There are some sports that aim for parity; the NFL is the most obvious example with its core belief of ‘Any Given Sunday’ seen every weekend by punters on the sport where unfathomable results are the norm. Such was the dominance of seven-footer Lew Alcindor in college basketball in the 1960s that the authorities actually banned his signature move, the slam dunk, between 1967 and 1976, a law that became known as the ‘Lew Alcindor Rule.’
The Irish racing authorities are not known for levelling the playing field however and on the contrary tend to pander to the interests of big players. One possible solution is reducing the number of graded races and this applies across the board in flat racing and in the UK too. In general, there are too many graded races, too many opportunities for the top horses to swerve each other.

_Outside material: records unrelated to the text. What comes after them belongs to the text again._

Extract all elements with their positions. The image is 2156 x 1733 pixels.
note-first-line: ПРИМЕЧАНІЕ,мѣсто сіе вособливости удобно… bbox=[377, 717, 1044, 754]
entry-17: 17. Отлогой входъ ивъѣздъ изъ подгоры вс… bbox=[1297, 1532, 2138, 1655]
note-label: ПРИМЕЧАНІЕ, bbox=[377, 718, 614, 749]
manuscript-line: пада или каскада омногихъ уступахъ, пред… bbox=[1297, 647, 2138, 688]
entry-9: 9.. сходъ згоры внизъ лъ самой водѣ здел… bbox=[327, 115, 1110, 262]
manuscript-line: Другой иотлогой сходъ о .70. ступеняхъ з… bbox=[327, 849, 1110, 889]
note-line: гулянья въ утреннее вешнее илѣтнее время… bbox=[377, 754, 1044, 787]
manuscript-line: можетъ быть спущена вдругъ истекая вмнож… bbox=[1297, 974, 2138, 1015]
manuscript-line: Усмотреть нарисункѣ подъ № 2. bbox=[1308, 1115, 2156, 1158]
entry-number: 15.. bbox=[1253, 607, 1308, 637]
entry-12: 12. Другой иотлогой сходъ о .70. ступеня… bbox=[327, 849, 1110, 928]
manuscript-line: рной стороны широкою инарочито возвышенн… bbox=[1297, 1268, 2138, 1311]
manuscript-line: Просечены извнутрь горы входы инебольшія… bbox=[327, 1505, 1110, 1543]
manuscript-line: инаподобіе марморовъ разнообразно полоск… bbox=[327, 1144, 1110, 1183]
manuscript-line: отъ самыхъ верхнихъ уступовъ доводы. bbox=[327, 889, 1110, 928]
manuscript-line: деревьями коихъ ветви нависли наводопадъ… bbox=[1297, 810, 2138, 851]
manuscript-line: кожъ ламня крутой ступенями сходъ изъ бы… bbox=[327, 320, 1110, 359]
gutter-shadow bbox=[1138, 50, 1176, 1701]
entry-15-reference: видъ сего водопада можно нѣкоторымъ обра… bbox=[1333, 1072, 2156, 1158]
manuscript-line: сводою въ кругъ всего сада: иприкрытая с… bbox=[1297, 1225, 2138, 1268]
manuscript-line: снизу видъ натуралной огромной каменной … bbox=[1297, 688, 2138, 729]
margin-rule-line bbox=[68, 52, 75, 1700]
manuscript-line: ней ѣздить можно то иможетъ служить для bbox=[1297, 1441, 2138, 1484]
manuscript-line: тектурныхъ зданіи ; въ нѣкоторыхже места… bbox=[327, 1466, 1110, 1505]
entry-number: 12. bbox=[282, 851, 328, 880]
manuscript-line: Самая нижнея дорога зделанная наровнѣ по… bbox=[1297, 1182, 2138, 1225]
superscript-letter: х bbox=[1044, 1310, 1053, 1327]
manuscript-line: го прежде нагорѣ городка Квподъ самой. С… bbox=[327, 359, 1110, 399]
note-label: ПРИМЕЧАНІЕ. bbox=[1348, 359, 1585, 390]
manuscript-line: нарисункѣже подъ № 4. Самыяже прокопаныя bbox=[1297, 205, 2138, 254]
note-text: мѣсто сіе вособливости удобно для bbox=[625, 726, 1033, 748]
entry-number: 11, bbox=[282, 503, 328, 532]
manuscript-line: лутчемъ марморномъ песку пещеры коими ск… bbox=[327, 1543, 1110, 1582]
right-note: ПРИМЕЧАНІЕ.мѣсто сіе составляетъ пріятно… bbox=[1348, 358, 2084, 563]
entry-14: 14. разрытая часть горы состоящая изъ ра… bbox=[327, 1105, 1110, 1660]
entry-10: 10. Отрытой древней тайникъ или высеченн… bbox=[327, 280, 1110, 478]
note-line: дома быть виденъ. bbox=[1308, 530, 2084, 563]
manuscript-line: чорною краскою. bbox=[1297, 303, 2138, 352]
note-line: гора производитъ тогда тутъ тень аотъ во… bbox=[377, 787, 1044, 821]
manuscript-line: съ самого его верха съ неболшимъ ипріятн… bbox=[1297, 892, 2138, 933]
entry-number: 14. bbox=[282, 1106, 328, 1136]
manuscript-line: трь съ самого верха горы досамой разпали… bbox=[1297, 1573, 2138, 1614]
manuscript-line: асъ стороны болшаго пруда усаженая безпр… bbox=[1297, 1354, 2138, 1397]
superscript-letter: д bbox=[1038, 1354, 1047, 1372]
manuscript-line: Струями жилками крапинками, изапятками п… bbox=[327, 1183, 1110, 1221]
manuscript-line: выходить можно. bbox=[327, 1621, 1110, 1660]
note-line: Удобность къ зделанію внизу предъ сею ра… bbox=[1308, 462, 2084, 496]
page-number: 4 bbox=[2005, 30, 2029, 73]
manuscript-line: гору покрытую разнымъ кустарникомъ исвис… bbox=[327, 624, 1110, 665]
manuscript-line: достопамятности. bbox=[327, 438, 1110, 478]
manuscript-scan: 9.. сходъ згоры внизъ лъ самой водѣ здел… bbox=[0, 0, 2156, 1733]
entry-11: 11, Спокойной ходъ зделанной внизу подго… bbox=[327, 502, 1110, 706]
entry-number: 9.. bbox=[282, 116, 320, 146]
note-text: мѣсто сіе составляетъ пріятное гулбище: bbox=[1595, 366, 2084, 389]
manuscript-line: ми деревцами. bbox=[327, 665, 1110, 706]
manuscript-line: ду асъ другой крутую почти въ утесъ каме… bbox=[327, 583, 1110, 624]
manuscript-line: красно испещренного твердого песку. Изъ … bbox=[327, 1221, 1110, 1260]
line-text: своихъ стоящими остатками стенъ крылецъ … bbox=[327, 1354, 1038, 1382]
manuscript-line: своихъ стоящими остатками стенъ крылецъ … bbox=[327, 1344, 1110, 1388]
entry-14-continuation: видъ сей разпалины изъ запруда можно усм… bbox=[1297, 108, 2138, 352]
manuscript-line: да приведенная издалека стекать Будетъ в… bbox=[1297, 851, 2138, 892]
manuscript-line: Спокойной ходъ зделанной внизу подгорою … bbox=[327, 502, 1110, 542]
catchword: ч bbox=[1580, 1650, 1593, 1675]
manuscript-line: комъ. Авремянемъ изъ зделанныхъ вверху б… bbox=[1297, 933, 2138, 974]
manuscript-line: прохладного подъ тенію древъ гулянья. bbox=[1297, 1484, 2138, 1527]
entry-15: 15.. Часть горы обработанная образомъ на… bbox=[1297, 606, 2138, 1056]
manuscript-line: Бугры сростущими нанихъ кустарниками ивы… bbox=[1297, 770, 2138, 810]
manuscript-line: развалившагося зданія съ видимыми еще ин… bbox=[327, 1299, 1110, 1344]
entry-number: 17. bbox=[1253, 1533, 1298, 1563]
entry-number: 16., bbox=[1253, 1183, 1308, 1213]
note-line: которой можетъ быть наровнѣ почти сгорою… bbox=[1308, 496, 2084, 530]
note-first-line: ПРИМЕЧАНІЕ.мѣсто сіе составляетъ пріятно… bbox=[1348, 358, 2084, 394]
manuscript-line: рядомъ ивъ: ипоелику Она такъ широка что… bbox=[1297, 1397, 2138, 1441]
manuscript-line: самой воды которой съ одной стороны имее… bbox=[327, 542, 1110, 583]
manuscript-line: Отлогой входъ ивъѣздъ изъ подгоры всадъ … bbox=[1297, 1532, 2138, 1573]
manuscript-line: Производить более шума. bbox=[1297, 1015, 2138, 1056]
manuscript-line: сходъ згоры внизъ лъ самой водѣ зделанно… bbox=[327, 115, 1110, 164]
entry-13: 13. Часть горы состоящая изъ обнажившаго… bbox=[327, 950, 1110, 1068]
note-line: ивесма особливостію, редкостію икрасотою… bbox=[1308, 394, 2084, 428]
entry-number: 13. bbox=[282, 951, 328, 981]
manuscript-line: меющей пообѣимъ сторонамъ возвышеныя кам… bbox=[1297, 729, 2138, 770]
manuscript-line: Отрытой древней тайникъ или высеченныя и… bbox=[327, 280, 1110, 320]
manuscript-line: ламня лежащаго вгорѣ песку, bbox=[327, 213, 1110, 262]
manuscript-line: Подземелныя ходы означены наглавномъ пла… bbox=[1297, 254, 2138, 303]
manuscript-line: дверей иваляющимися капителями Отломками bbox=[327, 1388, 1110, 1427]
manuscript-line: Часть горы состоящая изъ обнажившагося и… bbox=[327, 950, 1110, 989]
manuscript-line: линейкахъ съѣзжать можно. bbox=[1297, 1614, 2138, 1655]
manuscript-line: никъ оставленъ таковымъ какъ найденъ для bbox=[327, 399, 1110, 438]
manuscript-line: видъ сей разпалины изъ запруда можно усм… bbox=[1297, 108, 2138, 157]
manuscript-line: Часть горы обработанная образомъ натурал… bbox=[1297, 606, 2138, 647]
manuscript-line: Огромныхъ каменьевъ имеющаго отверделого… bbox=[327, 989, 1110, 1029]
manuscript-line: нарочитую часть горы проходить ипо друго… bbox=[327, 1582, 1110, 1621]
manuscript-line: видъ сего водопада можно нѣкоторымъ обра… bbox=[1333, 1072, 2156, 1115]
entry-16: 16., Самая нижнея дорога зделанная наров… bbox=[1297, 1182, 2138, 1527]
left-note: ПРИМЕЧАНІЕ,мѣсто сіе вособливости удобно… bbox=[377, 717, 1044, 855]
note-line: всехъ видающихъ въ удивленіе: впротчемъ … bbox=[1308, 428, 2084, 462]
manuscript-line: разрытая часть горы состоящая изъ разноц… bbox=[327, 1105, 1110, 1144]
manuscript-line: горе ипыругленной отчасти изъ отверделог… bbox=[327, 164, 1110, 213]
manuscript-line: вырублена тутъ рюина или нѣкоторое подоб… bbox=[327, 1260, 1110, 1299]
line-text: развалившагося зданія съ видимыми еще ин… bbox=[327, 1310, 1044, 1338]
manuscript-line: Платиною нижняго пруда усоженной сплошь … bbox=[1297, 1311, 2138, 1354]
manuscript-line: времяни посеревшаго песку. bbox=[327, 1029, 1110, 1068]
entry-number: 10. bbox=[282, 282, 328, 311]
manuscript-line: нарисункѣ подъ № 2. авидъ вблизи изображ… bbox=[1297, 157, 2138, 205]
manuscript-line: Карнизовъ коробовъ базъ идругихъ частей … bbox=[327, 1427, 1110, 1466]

Rather than work against this however, the authorities seem to actively promote it; when the upgrades and downgrades of races come out each year, there are invariably more of the former than the latter with the recently upgraded three-mile hurdle at Leopardstown at Christmas a good example of an unmerited Grade 1. Limiting the number of such races however would be one in the eye for breeders however, with all their false black-type, and Irish authorities, both in government and in racing, have been notoriously unwilling to offend this group.
In all of this, it is worth remembering that Willie Mullins isn’t perfect though there may be times during the season when he might need a touch of memento mori after another big win, the Roman tradition of a slave reminding a victorious general of his mortality. The knock on the trainer is that for all his Cheltenham success and there have been 29 winners in all, he has struggled in the open championship races, registering only two wins in such races, both coming from Hurricane Fly.

Perhaps getting some of his many novice race Festival winners, 19 in total, to progress to open company could be his next trick.